Sometime Monday evening, Po-Key got stuck in a mud hole within her enclosure.

Morrissey and other employees spent Tuesday morning working to free her from the mud. Once Po-Key was free, Morrissey administered some additional steroids and propped her up. But by Tuesday afternoon, Po-Key was no longer able to to hold her head up.

Morrissey euthanized her about 4 p.m. Tuesday.

Po-Key was up in her years -- she was born in spring of 1991 -- and a typical bison lives to be 20 to 26 years old.

Even in her advanced age, she remained at a good weight -- more than 1,000 pounds -- and was well-card for, Morrissey said.

"Twenty-plus years old for any type of wild animal is an extraordinary length of time for them to live," Morrissey said. "She lived much longer than she would have had she lived out in the wild, and she didn't have to suffer as she would have if she had been in the wild."

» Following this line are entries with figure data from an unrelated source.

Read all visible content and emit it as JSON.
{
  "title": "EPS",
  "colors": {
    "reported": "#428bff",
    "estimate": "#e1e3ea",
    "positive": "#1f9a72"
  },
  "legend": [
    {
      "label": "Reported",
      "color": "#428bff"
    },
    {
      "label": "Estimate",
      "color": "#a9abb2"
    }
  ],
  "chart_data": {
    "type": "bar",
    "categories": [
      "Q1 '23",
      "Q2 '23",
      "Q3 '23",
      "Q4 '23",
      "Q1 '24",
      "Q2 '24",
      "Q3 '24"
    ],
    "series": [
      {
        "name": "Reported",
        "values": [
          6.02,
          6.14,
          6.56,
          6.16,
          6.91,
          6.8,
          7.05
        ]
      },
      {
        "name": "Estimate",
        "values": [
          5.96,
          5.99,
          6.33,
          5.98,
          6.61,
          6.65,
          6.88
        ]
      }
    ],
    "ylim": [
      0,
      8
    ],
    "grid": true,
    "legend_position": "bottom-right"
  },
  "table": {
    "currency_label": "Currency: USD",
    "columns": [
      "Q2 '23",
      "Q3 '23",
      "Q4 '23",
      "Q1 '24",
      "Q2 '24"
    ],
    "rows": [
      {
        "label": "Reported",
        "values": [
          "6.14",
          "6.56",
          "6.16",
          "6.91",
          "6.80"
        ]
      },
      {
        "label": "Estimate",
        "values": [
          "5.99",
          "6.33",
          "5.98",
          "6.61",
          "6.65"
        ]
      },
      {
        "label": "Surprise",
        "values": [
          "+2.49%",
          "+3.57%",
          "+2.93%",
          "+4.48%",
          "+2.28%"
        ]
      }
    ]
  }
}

A few weeks ago, she openly welcomed two new bison -- Drew and Becky -- to the bison enclosure. The bison were donated from Brookfield Zoo to keep Po-Key company.

"Becky and Drew have been very good to her. They've let her eat first at the trough," Gibson said. "At least she had some friends for a little while, and a new pen."

A post on the zoo's Facebook page read, in part:

"Rest in Peace dear, we have loved you and will miss you. Thank you for all the memories that crisscrossed our generations in Elgin from Bison Feeding programs or just long walks in beautiful Lords Park to visit with you."